@girish said in Why wouldn't cloudron install take into account the private registry:
Ah, this is because in the code we assume that if the registry is not set in the image name, it is a public image from the docker.io registry - https://git.cloudron.io/cloudron/box/-/blob/master/src/docker.js#L112 . Currently, the Cloudron App Store images do not use have the registry name in them (since images are public). If you passed in 'lonk/xxx', code doesn't know if it pass auth info or not. I guess we could "hardcode", the username in the check as well but we also have cloudron, cloudron-dev, cloudron-staging and some other usernames in docker hub.
The fix is easy though: cloudron build --set-repository and then enter docker.io/lonk/xyz (i.e include the docker.io part).
Though this solution worked perfectly for me, it was not intuitive.

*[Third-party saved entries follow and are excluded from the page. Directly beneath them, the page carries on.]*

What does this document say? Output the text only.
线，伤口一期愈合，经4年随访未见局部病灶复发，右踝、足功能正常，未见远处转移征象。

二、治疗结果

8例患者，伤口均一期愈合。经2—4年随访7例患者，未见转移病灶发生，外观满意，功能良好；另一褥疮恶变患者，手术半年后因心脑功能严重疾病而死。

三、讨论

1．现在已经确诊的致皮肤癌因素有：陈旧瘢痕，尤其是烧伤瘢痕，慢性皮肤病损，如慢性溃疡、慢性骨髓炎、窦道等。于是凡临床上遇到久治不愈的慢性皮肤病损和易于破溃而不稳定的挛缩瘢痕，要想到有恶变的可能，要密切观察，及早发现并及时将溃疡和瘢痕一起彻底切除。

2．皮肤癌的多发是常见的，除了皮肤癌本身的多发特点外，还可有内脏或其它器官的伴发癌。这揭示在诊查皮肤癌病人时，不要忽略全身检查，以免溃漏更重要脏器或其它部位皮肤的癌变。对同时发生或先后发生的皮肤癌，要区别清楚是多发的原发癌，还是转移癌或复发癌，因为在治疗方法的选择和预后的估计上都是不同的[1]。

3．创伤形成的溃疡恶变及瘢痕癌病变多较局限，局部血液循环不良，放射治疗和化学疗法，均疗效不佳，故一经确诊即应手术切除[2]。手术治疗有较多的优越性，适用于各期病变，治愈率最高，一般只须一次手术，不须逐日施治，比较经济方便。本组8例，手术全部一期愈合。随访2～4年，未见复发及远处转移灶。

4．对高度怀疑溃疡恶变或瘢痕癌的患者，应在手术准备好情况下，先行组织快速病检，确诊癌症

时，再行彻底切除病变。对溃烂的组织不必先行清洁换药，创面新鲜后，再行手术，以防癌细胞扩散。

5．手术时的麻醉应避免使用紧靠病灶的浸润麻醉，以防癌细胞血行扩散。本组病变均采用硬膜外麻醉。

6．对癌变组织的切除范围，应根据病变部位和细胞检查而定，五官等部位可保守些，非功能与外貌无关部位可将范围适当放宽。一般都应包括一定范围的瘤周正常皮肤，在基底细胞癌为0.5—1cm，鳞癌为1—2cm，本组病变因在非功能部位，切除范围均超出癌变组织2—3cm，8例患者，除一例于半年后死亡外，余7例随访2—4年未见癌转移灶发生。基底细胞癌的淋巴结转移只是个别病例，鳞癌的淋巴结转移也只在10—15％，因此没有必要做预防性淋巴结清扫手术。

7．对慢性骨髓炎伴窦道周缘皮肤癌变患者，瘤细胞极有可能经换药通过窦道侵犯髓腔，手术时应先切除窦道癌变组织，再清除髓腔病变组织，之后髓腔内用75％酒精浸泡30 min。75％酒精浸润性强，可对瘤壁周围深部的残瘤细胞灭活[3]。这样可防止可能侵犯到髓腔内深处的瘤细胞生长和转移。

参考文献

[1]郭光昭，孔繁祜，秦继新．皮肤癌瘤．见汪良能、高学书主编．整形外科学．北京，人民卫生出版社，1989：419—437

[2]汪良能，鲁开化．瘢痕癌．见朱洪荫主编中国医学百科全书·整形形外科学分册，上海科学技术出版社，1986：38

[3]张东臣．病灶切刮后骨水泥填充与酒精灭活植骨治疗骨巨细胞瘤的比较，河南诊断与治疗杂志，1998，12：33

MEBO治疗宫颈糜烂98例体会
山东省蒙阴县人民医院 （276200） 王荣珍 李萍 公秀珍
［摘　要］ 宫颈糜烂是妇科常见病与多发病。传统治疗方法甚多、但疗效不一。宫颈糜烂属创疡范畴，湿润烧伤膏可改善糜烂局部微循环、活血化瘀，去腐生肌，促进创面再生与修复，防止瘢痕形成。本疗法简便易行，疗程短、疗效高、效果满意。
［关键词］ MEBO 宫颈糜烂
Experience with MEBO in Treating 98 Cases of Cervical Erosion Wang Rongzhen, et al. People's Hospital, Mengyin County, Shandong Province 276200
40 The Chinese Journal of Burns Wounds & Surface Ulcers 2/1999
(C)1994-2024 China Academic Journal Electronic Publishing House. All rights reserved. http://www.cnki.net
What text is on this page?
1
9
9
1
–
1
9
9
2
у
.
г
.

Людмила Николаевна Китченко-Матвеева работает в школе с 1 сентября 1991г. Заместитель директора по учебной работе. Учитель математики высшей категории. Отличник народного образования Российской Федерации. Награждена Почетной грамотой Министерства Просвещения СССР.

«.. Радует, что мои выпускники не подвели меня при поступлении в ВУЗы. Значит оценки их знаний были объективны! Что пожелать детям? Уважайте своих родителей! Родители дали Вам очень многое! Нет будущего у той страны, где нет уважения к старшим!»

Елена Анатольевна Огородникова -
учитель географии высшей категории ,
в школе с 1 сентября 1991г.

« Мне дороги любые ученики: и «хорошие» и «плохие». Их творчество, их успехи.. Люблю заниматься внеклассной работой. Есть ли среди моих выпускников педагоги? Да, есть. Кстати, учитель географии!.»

And you did bring up an interesting point. I have two accounts on Docker Hub myself (one for production, one for staging). Could Cloudron support multiple users in the Cloudron Private Registry page? In case some of the projects end up being private?
As for determining if and when to use credentials to pick up a private Docker registry based on the name of the username / base and if the script can find a public registry with that info, if not fall back to authenticated.
I think that wouldn't be a hard edit for your Build Service, let me see if I can make it as a proof of concept.